Susan Bushnell was in a hurry when a man, clipboard in hand, approached her outside a Walmart Supercenter in Vista, Calif., one afternoon last September.
The man asked Bushnell to sign a petition as she wrangled her fussing 5-year-old daughter into a shopping cart. He said the petition would help to raise wages for fast-food workers in California.
“Oh, that’s a good cause,”Bushnell remembers thinking, having once worked in retail. Bushnell paused her rush into the San Diego County store to jot down her signature.
But what the man told Bushnell was false. The petition was part of an effort to kill a newly approved law that could bring significant wage increases for California’s fast-food workers.
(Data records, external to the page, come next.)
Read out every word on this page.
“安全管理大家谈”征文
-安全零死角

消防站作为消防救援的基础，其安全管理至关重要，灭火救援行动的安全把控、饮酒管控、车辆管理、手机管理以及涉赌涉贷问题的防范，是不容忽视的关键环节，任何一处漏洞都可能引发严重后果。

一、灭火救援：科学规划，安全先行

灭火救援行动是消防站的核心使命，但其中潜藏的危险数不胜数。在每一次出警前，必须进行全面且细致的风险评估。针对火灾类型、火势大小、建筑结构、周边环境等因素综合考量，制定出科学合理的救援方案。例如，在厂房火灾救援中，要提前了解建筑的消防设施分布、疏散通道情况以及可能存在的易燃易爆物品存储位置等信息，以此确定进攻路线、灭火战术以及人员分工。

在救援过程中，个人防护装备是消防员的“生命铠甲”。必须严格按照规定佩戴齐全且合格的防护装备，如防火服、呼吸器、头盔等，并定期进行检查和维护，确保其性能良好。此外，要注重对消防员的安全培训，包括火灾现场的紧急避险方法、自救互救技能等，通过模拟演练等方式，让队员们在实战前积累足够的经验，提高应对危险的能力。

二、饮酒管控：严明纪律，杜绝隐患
That law, known as Assembly Bill 257, or the FAST Recovery Act, was set to go into effect Jan. 1 but is now on hold. State election officials said last week that a coalition of fast-food corporations and industry trade groups, which raised millions to oppose the law, secured enough valid signatures to block implementation of AB 257 until California voters decide next year whether to repeal the law.
Bushnell is among 14 voters interviewed by The Times who say petition circulators for the ballot measure to overturn AB 257 lied to them about what they were signing. Others said the signature gatherers made vague and misleading claims — a Hollywood canvasser, for instance, presented the petition as an inflation cure — or tried to hide legally required paperwork explaining the proposed referendum, sometimes becoming abusive when questioned.